Before proceeding, we will convert the model parameters to a particular form, i.e. we will shift the parameters to the Ising gauge. This helps to ensure that parameters and energies have a comparable scale (see this paper for details).
$ python3 utilities/prmToIsing.py model_extended.prm model_final.prm
We can now use the trained model to sample mutants from the fitted probability density. Mutants are generated by introducing a specified number of mutations in a target native sequence pair. Before generating candidate mutants, we must again convert the (concatenated) native sequence pairs to the ois internal format
$ python3 utilities/fastaToMatrix.py tutorial/native.fasta native.dat
We can now generate candidate mutants by using the generation mode of ois. Remember that in this example, we have the first 30 alignment positions corresponding to protein A and the last 33 to protein B. In this example, we will generate mutants with 5 mutations on protein A and 7 on protein B. Furthermore, we want to restrict the positions on which mutations can be introduced to a subset of both proteins. This is achieved by using a position constraint file (tutorial/positions.dat).
Here, we will allow mutations on protein A on positions 3-10. On protein B, we will allow mutations on positions 42-45 and 54-59. Finally, to increase the variability of the generated repertoire, we will generate mutants with a sampling energy of T=2 in the MCMC scheme.
$ ./ois generate -f native.dat -p model_final.prm -m 5 -m2 7 -pi tutorial/positions.dat -ns 29 -M 100000 -T 2.0 -o mutants
This generates 100000 mutants (-M option) by constraint MCMC sampling, introducing 5 mutations on protein A (-m 5) and 7 on protein B (-m2 7). We indicate where the split between the two concatenated proteins is in the alignment by the -ns option. Note that this option indicates the (0-based) index of the last position of protein A. The sampling temperature is controlled by the -T option.

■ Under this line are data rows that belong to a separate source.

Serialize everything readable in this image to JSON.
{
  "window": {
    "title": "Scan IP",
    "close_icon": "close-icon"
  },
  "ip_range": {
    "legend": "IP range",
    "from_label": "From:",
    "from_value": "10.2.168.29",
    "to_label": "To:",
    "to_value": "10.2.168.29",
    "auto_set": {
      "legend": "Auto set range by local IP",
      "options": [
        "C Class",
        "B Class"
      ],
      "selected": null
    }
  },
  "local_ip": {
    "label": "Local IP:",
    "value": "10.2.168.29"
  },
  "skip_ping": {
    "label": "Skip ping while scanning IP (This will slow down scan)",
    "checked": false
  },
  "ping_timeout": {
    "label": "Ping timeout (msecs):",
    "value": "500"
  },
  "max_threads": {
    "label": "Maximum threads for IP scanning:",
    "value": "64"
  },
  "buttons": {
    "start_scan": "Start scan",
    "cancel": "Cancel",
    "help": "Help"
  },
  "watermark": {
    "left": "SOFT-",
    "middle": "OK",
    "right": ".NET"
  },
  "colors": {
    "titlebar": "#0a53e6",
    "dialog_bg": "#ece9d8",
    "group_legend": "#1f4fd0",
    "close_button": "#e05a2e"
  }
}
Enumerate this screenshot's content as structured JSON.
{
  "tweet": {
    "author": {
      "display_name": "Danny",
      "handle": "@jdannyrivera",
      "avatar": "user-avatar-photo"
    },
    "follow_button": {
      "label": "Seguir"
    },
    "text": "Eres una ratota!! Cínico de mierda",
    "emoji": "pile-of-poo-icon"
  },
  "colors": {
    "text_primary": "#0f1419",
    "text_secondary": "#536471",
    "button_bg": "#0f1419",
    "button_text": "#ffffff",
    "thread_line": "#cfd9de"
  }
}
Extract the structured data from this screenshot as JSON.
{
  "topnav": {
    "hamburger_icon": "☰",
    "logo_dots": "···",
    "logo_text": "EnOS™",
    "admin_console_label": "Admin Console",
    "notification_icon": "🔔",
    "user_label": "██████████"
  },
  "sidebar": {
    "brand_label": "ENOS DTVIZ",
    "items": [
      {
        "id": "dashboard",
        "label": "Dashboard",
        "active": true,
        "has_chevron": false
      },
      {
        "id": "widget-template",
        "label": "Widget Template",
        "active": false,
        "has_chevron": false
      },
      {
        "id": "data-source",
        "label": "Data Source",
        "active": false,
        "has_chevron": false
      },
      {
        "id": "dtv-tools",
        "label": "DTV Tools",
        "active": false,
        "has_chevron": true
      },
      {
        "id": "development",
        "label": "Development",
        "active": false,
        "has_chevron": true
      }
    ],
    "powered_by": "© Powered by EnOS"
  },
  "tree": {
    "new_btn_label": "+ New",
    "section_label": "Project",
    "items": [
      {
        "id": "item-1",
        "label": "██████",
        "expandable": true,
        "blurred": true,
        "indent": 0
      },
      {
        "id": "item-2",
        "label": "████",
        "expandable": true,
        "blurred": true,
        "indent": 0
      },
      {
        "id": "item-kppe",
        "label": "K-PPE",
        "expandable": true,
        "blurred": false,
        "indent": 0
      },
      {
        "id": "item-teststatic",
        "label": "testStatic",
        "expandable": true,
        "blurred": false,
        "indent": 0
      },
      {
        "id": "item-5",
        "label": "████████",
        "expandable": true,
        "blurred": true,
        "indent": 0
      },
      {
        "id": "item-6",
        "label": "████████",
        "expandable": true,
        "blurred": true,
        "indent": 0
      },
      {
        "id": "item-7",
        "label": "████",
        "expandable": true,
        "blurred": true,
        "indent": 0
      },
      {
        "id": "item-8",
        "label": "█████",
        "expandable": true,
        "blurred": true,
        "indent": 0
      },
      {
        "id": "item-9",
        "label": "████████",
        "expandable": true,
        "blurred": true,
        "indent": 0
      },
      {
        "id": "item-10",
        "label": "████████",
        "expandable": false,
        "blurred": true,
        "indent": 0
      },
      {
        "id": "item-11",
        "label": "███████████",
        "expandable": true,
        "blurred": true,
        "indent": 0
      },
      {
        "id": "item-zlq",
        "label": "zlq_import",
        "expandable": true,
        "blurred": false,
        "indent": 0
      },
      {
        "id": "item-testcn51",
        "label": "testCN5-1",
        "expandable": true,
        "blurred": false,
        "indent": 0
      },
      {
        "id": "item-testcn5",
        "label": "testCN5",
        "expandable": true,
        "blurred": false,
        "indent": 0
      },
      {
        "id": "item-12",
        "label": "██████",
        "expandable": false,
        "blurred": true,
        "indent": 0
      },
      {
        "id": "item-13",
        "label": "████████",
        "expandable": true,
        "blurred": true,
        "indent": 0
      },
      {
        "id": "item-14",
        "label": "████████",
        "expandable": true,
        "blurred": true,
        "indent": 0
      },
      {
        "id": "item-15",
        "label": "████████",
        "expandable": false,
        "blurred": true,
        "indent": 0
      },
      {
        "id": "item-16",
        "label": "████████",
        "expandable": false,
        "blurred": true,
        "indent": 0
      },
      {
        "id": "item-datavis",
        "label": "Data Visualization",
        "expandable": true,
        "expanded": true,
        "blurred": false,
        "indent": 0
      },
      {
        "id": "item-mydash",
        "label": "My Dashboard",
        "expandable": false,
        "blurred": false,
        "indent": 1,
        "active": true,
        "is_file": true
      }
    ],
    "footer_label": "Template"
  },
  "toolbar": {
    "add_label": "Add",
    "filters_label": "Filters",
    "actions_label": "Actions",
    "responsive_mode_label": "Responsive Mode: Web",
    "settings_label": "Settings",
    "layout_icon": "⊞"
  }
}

This results in a mutants file mutants_orthoEs.dat of 100K lines, containing the mutations and energy scores for each mutant.
To generate candidate orthogonal mutants, we now have to select the subsets of these mutants which have the lowest probability of forming non-cognate interaction, i.e. the mutants with the highest non-cognate interaction energies ΔEInter(A*,B), ΔEInter(A,B*) (see Methods section of the paper for details). To achieve this, we can select a fraction of mutants with the highest non-cognate energy scores in the relevant quadrant of the ΔEInter(A*,B) vs ΔEInter(A,B*) plane.

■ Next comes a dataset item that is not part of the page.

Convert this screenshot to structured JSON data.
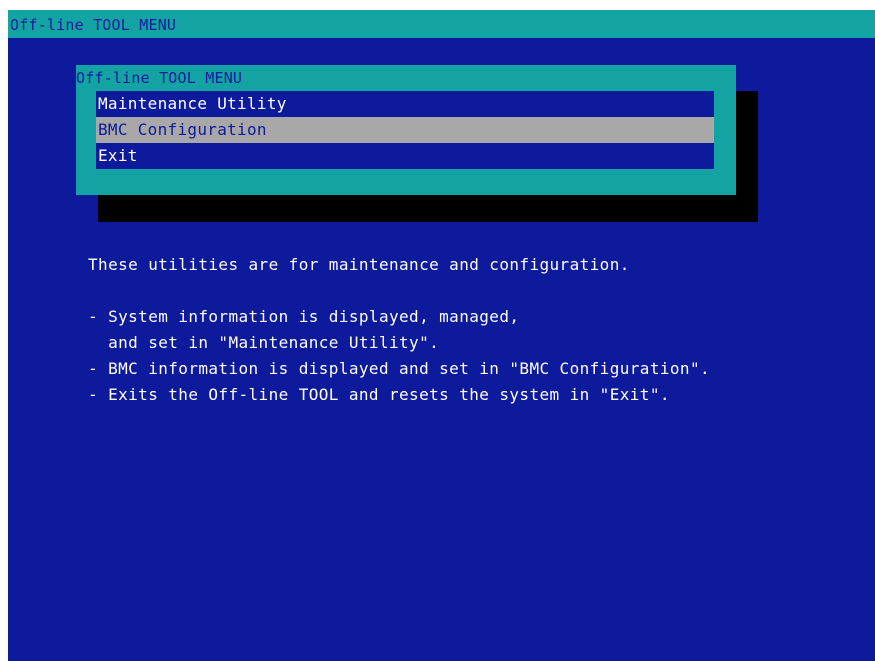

Here, we will select the 5% of mutants with the highest non-cognate energy scores. This is achieved by the selection mode of ois
$ ./ois select -f mutants_orthoEs.dat -t 0.05 -o orthoCandidates
The -t option controls the fraction of mutants to extract from the extreme north-east quadrant of the non-cognate energy plot. This generates another mutants file, containing 5000 candidate orthogonal mutants. Note that due to the finite accuracy of the line search to determine the selection threshold, the exact number of mutants can slightly fluctuate around the exact fraction.
Finally, we want to convert the mutants into a human-readable form and a fasta file containing a mutated sequence per mutant. The convertMutants.py utility does exactly that
$ python3 utilities/convertMutants.py orthoCandidates_selected.dat native.dat final
This generates two processed files: final_mutants.fasta and final_mutantsAA.dat. The former is a flat fasta file containing one entry per mutant. The latter contains the formatted mutants. It is similar to the mutants file format, except that the individual mutations are reported using the one letter amino-acid code instead of the numerical index and the position are 1-based for convenience.
The multiple sequence alignment as used in the original paper is available in the data/ folder. This contains the 23'933 paired histidine kinase - response regulator sequences.